No entendimento da Quarta Turma do Superior Tribunal de Justiça (STJ), é incumbência do juízo fundamentar de forma individualizada, razoável e proporcional o período de prisão civil decorrente do não cumprimento da obrigação alimentar. O colegiado concluiu que a fundamentação, essencial em qualquer medida coercitiva contra a pessoa, impede que o tempo de restrição da liberdade seja estabelecido de maneira indiscriminada pelo juízo.
Nesse sentido, a turma julgadora determinou que o tempo mínimo de prisão de um devedor de alimentos seja de um mês. No entanto, no decreto de prisão original, o juízo havia apenas indicado um prazo de três meses, sem apresentar justificativa específica para essa duração.
“Não se pode admitir que uma decisão superficial e imotivada, com a mera escolha discricionária do magistrado, venha a definir o tempo de restrição de liberdade de qualquer pessoa, sob pena de se incorrer em abuso do direito e arbítrio do magistrado, impedindo a ampla defesa e o contraditório pelo devedor, além de inviabilizar o controle das instâncias superiores pelas vias recursais adequadas”, afirmou o relator do recurso em habeas corpus, ministro Raul Araújo.

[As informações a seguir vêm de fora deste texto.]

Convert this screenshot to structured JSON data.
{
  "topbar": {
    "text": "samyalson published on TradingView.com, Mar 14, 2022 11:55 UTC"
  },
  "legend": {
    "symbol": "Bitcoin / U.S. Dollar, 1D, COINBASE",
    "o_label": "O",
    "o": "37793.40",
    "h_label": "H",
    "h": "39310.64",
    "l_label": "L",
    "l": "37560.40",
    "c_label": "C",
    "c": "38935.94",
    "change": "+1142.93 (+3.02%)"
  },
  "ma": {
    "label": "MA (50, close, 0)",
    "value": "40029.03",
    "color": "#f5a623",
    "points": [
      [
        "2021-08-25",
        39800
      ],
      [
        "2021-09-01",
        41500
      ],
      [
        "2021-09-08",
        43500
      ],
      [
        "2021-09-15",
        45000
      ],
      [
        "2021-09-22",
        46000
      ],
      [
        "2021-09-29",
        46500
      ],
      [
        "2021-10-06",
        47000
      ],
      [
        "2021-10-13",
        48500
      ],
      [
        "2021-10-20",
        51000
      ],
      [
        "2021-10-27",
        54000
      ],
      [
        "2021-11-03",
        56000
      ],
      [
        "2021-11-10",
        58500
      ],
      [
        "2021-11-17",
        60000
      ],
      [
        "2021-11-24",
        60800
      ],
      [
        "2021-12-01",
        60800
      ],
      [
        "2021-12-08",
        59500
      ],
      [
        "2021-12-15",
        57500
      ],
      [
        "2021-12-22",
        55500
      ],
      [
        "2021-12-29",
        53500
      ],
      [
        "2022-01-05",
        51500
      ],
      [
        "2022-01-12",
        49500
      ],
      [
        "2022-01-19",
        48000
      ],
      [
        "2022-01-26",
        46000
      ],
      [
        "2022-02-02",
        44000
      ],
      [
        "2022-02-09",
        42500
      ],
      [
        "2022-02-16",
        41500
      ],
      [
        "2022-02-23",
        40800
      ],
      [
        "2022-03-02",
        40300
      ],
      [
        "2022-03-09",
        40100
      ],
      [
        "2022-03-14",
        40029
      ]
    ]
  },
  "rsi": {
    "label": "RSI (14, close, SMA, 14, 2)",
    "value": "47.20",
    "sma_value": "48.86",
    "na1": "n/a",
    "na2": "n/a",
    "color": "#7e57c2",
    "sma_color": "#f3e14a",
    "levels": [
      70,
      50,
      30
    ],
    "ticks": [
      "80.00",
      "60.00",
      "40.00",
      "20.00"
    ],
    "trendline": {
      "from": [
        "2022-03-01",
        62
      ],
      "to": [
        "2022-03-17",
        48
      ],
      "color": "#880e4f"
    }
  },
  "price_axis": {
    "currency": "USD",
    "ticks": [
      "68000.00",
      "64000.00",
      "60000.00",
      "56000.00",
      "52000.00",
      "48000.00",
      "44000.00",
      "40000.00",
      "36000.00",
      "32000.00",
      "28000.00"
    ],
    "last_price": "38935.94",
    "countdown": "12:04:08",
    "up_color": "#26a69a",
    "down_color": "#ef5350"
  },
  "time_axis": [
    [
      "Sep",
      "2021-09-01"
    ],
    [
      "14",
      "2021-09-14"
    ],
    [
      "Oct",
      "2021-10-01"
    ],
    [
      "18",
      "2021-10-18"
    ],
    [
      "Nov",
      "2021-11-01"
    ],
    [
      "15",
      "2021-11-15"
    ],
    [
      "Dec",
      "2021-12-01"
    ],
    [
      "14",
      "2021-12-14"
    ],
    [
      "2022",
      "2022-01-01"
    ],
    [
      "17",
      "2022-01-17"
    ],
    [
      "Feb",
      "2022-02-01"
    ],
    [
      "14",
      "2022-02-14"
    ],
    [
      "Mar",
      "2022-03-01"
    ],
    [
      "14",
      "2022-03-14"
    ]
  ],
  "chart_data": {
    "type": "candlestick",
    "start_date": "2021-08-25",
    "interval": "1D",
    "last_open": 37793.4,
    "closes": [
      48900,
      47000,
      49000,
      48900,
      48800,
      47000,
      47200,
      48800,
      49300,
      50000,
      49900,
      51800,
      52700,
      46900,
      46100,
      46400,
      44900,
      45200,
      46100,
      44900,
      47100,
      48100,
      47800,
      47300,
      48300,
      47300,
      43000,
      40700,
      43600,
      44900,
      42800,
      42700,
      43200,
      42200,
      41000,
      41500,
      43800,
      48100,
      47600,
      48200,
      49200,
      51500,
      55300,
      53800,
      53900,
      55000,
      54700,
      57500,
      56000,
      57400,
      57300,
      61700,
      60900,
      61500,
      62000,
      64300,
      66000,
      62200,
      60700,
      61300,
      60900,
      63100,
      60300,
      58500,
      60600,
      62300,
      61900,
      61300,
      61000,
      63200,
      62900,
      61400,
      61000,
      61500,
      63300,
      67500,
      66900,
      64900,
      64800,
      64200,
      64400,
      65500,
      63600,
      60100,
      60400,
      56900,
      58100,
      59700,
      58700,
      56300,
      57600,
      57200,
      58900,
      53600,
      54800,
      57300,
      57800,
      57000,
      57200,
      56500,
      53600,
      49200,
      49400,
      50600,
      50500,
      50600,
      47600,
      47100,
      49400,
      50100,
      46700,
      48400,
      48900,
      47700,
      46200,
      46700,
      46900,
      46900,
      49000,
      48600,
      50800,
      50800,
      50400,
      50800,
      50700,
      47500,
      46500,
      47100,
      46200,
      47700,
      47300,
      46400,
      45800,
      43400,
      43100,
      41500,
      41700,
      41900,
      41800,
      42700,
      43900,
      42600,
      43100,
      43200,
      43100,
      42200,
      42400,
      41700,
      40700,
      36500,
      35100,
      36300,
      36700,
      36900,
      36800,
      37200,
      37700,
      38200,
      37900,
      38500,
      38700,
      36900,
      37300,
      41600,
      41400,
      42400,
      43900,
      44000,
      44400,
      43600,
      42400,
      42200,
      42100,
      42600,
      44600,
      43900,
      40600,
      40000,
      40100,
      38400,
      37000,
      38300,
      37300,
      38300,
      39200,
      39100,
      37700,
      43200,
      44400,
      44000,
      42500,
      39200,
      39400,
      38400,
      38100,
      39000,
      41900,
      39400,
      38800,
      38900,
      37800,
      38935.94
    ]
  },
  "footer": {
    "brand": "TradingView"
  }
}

Apesar disso, o decreto prisional foi mantido em segunda instância, com base na alegação de que não há ilegalidade se a decisão respeitar o prazo máximo de três meses estabelecido no artigo 528, parágrafo 3º, do Código de Processo Civil (CPC).

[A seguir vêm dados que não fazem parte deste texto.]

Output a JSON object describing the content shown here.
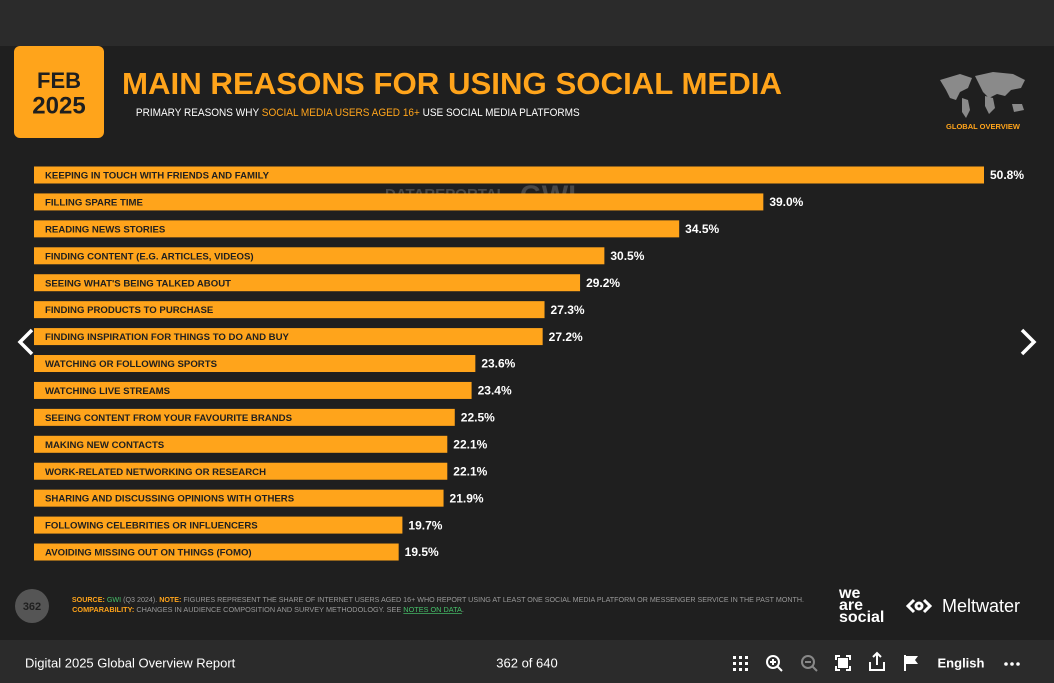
{
  "header": {
    "month": "FEB",
    "year": "2025",
    "title": "MAIN REASONS FOR USING SOCIAL MEDIA",
    "subtitle": [
      "PRIMARY REASONS WHY ",
      "SOCIAL MEDIA USERS AGED 16+",
      " USE SOCIAL MEDIA PLATFORMS"
    ],
    "badge": "GLOBAL OVERVIEW"
  },
  "watermark": [
    "DATAREPORTAL",
    "GWI."
  ],
  "chart_data": {
    "type": "bar",
    "orientation": "horizontal",
    "color": "#ffa41b",
    "categories": [
      "KEEPING IN TOUCH WITH FRIENDS AND FAMILY",
      "FILLING SPARE TIME",
      "READING NEWS STORIES",
      "FINDING CONTENT (E.G. ARTICLES, VIDEOS)",
      "SEEING WHAT'S BEING TALKED ABOUT",
      "FINDING PRODUCTS TO PURCHASE",
      "FINDING INSPIRATION FOR THINGS TO DO AND BUY",
      "WATCHING OR FOLLOWING SPORTS",
      "WATCHING LIVE STREAMS",
      "SEEING CONTENT FROM YOUR FAVOURITE BRANDS",
      "MAKING NEW CONTACTS",
      "WORK-RELATED NETWORKING OR RESEARCH",
      "SHARING AND DISCUSSING OPINIONS WITH OTHERS",
      "FOLLOWING CELEBRITIES OR INFLUENCERS",
      "AVOIDING MISSING OUT ON THINGS (FOMO)"
    ],
    "values": [
      50.8,
      39.0,
      34.5,
      30.5,
      29.2,
      27.3,
      27.2,
      23.6,
      23.4,
      22.5,
      22.1,
      22.1,
      21.9,
      19.7,
      19.5
    ],
    "value_labels": [
      "50.8%",
      "39.0%",
      "34.5%",
      "30.5%",
      "29.2%",
      "27.3%",
      "27.2%",
      "23.6%",
      "23.4%",
      "22.5%",
      "22.1%",
      "22.1%",
      "21.9%",
      "19.7%",
      "19.5%"
    ]
  },
  "footer": {
    "page_badge": "362",
    "source": [
      "SOURCE: ",
      "GWI",
      " (Q3 2024). ",
      "NOTE: ",
      "FIGURES REPRESENT THE SHARE OF INTERNET USERS AGED 16+ WHO REPORT USING AT LEAST ONE SOCIAL MEDIA PLATFORM OR MESSENGER SERVICE IN THE PAST MONTH."
    ],
    "comparability": [
      "COMPARABILITY: ",
      "CHANGES IN AUDIENCE COMPOSITION AND SURVEY METHODOLOGY. SEE ",
      "NOTES ON DATA",
      "."
    ],
    "logo_we_are_social": [
      "we",
      "are",
      "social"
    ],
    "logo_meltwater": "Meltwater"
  },
  "toolbar": {
    "report": "Digital 2025 Global Overview Report",
    "page": "362 of 640",
    "language": "English"
  }
}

O ministro Raul Araújo enfatizou que a motivação das decisões judiciais, conforme previsto no artigo 93, IX, da Constituição Federal, é um elemento essencial de proteção e garantia da liberdade, além de servir como instrumento de limitação do poder estatal.
“Visando dar concretude aos ditames constitucionais é que o Código de Processo Civil de 2015 dispôs, de forma expressa, sobre o dever de fundamentação analítica e adequada de todas as decisões judiciais (artigo 489, parágrafo 1º), em substituição ao livre convencimento e em repulsa às interpretações arbitrárias e solipsistas’’, complementou o ministro.
Apesar dessas diretrizes, o ministro Raul Araújo observou que tem havido divergências nos tribunais brasileiros quanto à necessidade de fundamentação do decreto de prisão civil em relação ao tempo de encarceramento, isto é, se é necessário haver uma espécie de “dosimetria” ou se o período está sujeito à discricionariedade do juízo.
O relator destacou que a prisão civil é um instrumento legal para compelir o devedor de alimentos a cumprir sua obrigação de forma mais célere. Como qualquer medida coercitiva, ressaltou o ministro, é necessário haver uma justificativa adequada para sua imposição, especialmente porque envolve direitos fundamentais da pessoa executada.
“Nessa perspectiva, deve prevalecer o dever de fundamentação analítica e adequada de toda decisão determinante de prisão civil do devedor de alimentos, seja quanto ao preenchimento dos requisitos – requerimento do credor; existência de débito alimentar que compreenda até três prestações anteriores ao ajuizamento da execução; não pagamento do débito em três dias; ausência de justificação ou de impossibilidade de fazê-lo –, seja quanto à definição do tempo de constrição de liberdade entre o mínimo e o máximo (um a três meses) estabelecidos pela legislação”, detalhou.
Dentre os elementos que podem orientar o juízo na determinação do tempo de prisão, o ministro citou a capacidade econômica do devedor e o valor da dívida; o comportamento do devedor (se age de boa-fé ou se é reincidente); as características pessoais (se está desempregado, se tem outros filhos ou é doente); e as consequências do não pagamento para o alimentando (abandono de escola ou danos à saúde, por exemplo).